Le 15 février 1995, il est finalement arrêté, grâce notamment à un expert en sécurité informatique et hacker : Tsutomu Shimomura. Mitnick aurait le 25 décembre 1994 utilisé la technique de l'IP spoofing pour pénétrer l'ordinateur du japonais. Libéré en 2002 après 5 ans de prison, il devra encore attendre 2 ans pour obtenir l'autorisation d'utiliser un téléphone mobile, puis un ordinateur non connecté à Internet pour rédiger son premier ouvrage consacré au social engineering.
Kevin Poulsen
Ancien pirate et phreaker, Kevin Lee Poulsen (aka Dark Dante) fut notamment le premier hacker a expérimenté aux Etats-Unis des accusations d'espionnage. Tout comme Kevin Mitnick, il est un repenti. D'abord journaliste pour le magazine en ligne SecurityFocus, il est désormais rédacteur en chef de Wired News. En outre, il collabore avec le gouvernement américain dans la lutte contre la pédophilie sur Internet.Toutefois, les rapports entre Kevin Poulsen et les autorités n'ont pas toujours été au beau fixe. Loin s'en faut. Sa première intrusion remonte à 1983. Tout juste âgé de 17 ans, il utilise l'ordinateur offert par ses parents - un TRS-80 cadencé à 1,77 MHz et doté 4 Ko de RAM - pour pénétrer le réseau ARPAnet de l'Université de Californie (UCLA). En 1987, travaillant pour Sun Microsystems et le Pentagone en tant que consultant en sécurité informatique, il dérobe une bande magnétique classée secret défense.
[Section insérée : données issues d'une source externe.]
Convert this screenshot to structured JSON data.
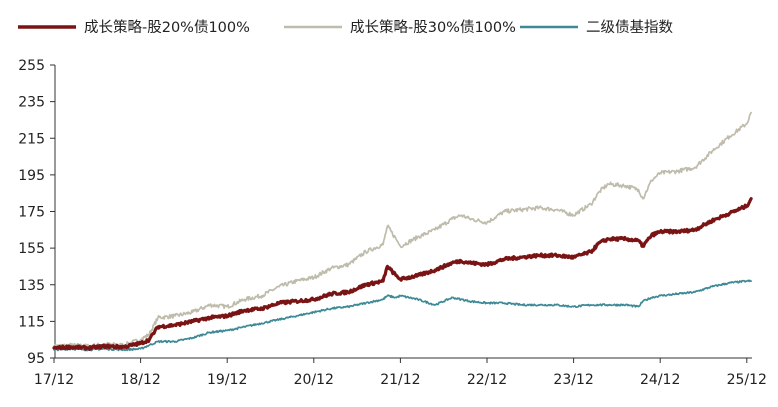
{
  "chart_data": {
    "type": "line",
    "title": "",
    "xlabel": "",
    "ylabel": "",
    "ylim": [
      95,
      255
    ],
    "yticks": [
      95,
      115,
      135,
      155,
      175,
      195,
      215,
      235,
      255
    ],
    "xlim": [
      0,
      8.05
    ],
    "xticks": [
      {
        "label": "17/12",
        "x": 0
      },
      {
        "label": "18/12",
        "x": 1
      },
      {
        "label": "19/12",
        "x": 2
      },
      {
        "label": "20/12",
        "x": 3
      },
      {
        "label": "21/12",
        "x": 4
      },
      {
        "label": "22/12",
        "x": 5
      },
      {
        "label": "23/12",
        "x": 6
      },
      {
        "label": "24/12",
        "x": 7
      },
      {
        "label": "25/12",
        "x": 8
      }
    ],
    "legend_position": "top",
    "series": [
      {
        "name": "成长策略-股20%债100%",
        "color": "#7a1414",
        "width": 3.2,
        "x": [
          0,
          0.2,
          0.4,
          0.6,
          0.8,
          1.0,
          1.1,
          1.2,
          1.4,
          1.6,
          1.8,
          2.0,
          2.2,
          2.4,
          2.6,
          2.8,
          3.0,
          3.2,
          3.4,
          3.6,
          3.8,
          3.85,
          3.95,
          4.0,
          4.2,
          4.4,
          4.6,
          4.7,
          4.8,
          5.0,
          5.2,
          5.4,
          5.6,
          5.8,
          6.0,
          6.2,
          6.3,
          6.4,
          6.6,
          6.75,
          6.8,
          6.9,
          7.0,
          7.2,
          7.4,
          7.6,
          7.8,
          8.0,
          8.05
        ],
        "values": [
          100.5,
          101,
          100.5,
          101.5,
          101,
          103,
          105,
          112,
          113,
          115,
          117,
          118,
          121,
          122,
          125,
          126,
          127,
          130,
          131,
          135,
          137,
          145,
          140,
          138,
          140,
          143,
          147,
          148,
          147,
          146,
          149,
          150,
          151,
          151,
          150,
          153,
          158,
          160,
          160,
          159,
          156,
          162,
          164,
          164,
          165,
          170,
          174,
          178,
          182
        ]
      },
      {
        "name": "成长策略-股30%债100%",
        "color": "#bfbcac",
        "width": 1.7,
        "x": [
          0,
          0.2,
          0.4,
          0.6,
          0.8,
          1.0,
          1.1,
          1.2,
          1.4,
          1.6,
          1.8,
          2.0,
          2.2,
          2.4,
          2.6,
          2.8,
          3.0,
          3.2,
          3.4,
          3.6,
          3.8,
          3.85,
          3.95,
          4.0,
          4.2,
          4.4,
          4.6,
          4.7,
          4.8,
          5.0,
          5.2,
          5.4,
          5.6,
          5.8,
          6.0,
          6.2,
          6.3,
          6.4,
          6.6,
          6.75,
          6.8,
          6.9,
          7.0,
          7.2,
          7.4,
          7.6,
          7.8,
          8.0,
          8.05
        ],
        "values": [
          101.5,
          102,
          101.5,
          102.5,
          102,
          105,
          108,
          117,
          118,
          120,
          124,
          123,
          127,
          129,
          134,
          137,
          139,
          144,
          146,
          153,
          157,
          167,
          160,
          156,
          161,
          165,
          171,
          173,
          171,
          169,
          175,
          176,
          177,
          176,
          173,
          179,
          186,
          190,
          189,
          187,
          182,
          192,
          196,
          197,
          199,
          208,
          216,
          223,
          229
        ]
      },
      {
        "name": "二级债基指数",
        "color": "#3d8a96",
        "width": 1.7,
        "x": [
          0,
          0.2,
          0.4,
          0.6,
          0.8,
          1.0,
          1.1,
          1.2,
          1.4,
          1.6,
          1.8,
          2.0,
          2.2,
          2.4,
          2.6,
          2.8,
          3.0,
          3.2,
          3.4,
          3.6,
          3.8,
          3.85,
          3.95,
          4.0,
          4.2,
          4.4,
          4.6,
          4.7,
          4.8,
          5.0,
          5.2,
          5.4,
          5.6,
          5.8,
          6.0,
          6.2,
          6.3,
          6.4,
          6.6,
          6.75,
          6.8,
          6.9,
          7.0,
          7.2,
          7.4,
          7.6,
          7.8,
          8.0,
          8.05
        ],
        "values": [
          99.5,
          100,
          99.5,
          100,
          99.5,
          100,
          102,
          104,
          104,
          106,
          109,
          110,
          112,
          114,
          116,
          118,
          120,
          122,
          123,
          125,
          127,
          129,
          128,
          129,
          127,
          124,
          128,
          127,
          126,
          125,
          125,
          124,
          124,
          124,
          123,
          124,
          124,
          124,
          124,
          123,
          126,
          128,
          129,
          130,
          131,
          134,
          136,
          137,
          137
        ]
      }
    ]
  }
}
Il s'introduit également dans un réseau de l'armée de terre, dénommé MASnet.
Mettant à contribution ses talents en crochetage de serrures, il entre par effraction dans les centraux téléphoniques de Pacific Bell où il subtilise du matériel. Traqué durant 17 mois par le FBI et des détectives de Pacific Bell, il réalise son plus célèbre piratage. Prenant le contrôle des lignes téléphoniques d'une station de radio de Los Angeles, il s'arrange pour être le 102e auditeur à appeler lors d'une émission et remporte une Porsche. Une émission télévisée de NBC permettra malgré tout son arrestation en avril 1991. Il écopera d'une peine de 51 mois de prison ferme, la condamnation la plus sévère prononcée à l'époque pour un délit informatique
Gary McKinnon
Pratiquement catapulté au rang d'ennemi public numéro un aux Etats-Unis, Gary McKinnon, aka Solo, est un ressortissant britannique menacé d'extradition pour le piratage de sites militaires. Il est ainsi accusé d'avoir pénétré dans pas moins de 97 ordinateurs américains, dont certains appartenaient à la NASA, la Navy, l'armée de l'air, le ministère de la défense et le Pentagone.McKinnon pourrait figurer dans la catégorie des grey hat, c'est-à-dire des hackers pouvant être amenés à commettre des délits sans toutefois chercher intentionnellement à nuire. Ce qui est bien le cas du britannique qui a expliqué aux juges chercher uniquement à établir des preuves de l'existence des OVNIS. Il a également affirmé être convaincu que les américains détenaient une technologie antigravité.
Sa passion risque toutefois de lui coûter cher puisque s'il venait à être extradé et reconnu coupable par une cour de justice américaine, il encourrait jusqu'à 70 ans de détention, voire même un séjour à Guantanamo. Gary McKinnon aurait selon les autorités causé plus de 700 000 dollars de dommages et rendu inopérable le système informatique d'une base navale armée pendant une période critique, après le 11 Septembre 2001.